V.B. Raju, J.
1. This is a reference by the Sessions Judge, Mehsana, arising out of an application (Ex. 15) made by the original complainant in a case before the J.M.F.C. Kadi, under Sections 504 and 506(1), Indian Penal Code, praying that two witnesses not named in the original complaint should be summoned and examined as witnesses for the complainant in place of two persons named in the original complaint. This application was rejected by the learned Magistrate, who thought that as the complainant had mentioned the names of only two witnesses in his complaint as having been present at the time of the alleged offence, he should not be allowed to examine two different persons not named in the original complaint as eye-witnesses. On this ground, he dismissed the application. The learned Sessions Judge, however, feels that the Magistrate erred in doing so. The learned Sessions Judge is of the view that witnesses not named in the original complaint can be summoned and examined in the interest of justice, although the names had not been mentioned by the complainant in the list submitted by him under Section 204(1-A), Cr. P.C. For taking this view, he relied on Nizam Ali v. Wazir, 1960 Cr Lj 881 : AIR I960 All 443. It is a decision of a Single Judge of the Allahabad High Court. In that case it was held:
If the name of any material witness was not entered in the list of witnesses submitted under Section 204(1-A) and the Magistrate is satisfied that the examination of that person is necessary in the interest of justice that witness can be summoned and examined, though, of course, the complainant should ordinarily give out the names of his witnesses before his evidence or that of his witnesses is recorded.

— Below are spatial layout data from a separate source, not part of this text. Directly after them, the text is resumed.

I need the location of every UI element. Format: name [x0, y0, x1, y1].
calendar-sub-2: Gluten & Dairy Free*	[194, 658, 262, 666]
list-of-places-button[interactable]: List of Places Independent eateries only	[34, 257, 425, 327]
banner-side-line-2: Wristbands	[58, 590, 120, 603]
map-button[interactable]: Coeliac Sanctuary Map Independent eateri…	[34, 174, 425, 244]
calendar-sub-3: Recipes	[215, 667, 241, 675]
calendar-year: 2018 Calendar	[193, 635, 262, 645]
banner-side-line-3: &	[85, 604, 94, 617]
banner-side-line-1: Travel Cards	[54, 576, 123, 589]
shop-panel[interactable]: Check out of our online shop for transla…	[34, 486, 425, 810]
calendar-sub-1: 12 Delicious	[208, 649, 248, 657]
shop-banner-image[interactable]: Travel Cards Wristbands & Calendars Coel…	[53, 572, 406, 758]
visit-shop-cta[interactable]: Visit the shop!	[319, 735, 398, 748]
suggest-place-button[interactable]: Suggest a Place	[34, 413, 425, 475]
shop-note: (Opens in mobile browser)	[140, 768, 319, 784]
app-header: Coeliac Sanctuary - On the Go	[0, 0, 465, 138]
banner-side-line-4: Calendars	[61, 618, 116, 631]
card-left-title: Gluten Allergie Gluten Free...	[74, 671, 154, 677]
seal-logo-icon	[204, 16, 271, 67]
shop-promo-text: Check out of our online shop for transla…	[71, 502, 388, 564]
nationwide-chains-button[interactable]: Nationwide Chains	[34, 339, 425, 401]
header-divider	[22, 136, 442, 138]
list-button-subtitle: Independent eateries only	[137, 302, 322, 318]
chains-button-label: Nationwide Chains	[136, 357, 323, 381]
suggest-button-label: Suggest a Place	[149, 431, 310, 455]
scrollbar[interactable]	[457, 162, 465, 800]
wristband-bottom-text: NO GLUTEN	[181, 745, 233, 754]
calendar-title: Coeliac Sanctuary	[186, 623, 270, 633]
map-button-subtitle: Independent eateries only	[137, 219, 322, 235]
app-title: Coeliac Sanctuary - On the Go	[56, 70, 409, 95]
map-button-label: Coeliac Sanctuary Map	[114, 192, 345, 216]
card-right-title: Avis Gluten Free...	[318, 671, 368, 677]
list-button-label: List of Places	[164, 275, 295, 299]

The Magistrates have to exercise their discretion cautiously. If they find that the summoning of a witness beyond the list was with some ulterior motive, they can decline to summon such witness and if present may refuse to record his statement. But where a request is made for the summoning of a public servant, like a Kanungo, it cannot be considered to be of a frivolous nature. The Magistrate is in the wrong in refusing to record the evidence of the Kanungo.
The learned Sessions Judge also relied on K. Somasundaram v. Gopal AIR 1958 Mad 341 : 1958 Cri LJ 904. The relevant question has also been discussed by me in State of Bombay v. Janardhan, 1960 Cri LJ 1569 : AIR 1960 Bom 513. The learned Government Pleader, the learned counsel for the complainant and learned counsel for the accused have stated that they have nothing to urge, against the view taken by me in this case. The view taken by the Madras High Court is also substantially the same. The names of prosecution witnesses must be mentioned in the list referred to in Section 204(1-A), Cri. P. C but it is open to the complainant to make an application to the Court to add additional names to the list given under Section 204(1-A), and the Court should exercise its discretion when deciding such an application. If after exercising the discretion, the Court allows new names to be added in the list under Section 204(1-A), the complainant is entitled to ask the Court to summon the additional witnesses. If 'a complainant wishes to examine witnesses not [named in the list mentioned in Section 204(1-A), Cri. P.C. he should first give an application for permission to add new names to the list given under that section and if his application is granted he should ' apply to the Court to summon such of them that are 'necessary. If an application is given by the complainant to add names to the list under Section 204(1-A), Cri. P.C. the Magistrate should pass orders according to his discretion and in the interests of justice. In this view, it is not necessary to pass any orders on the reference.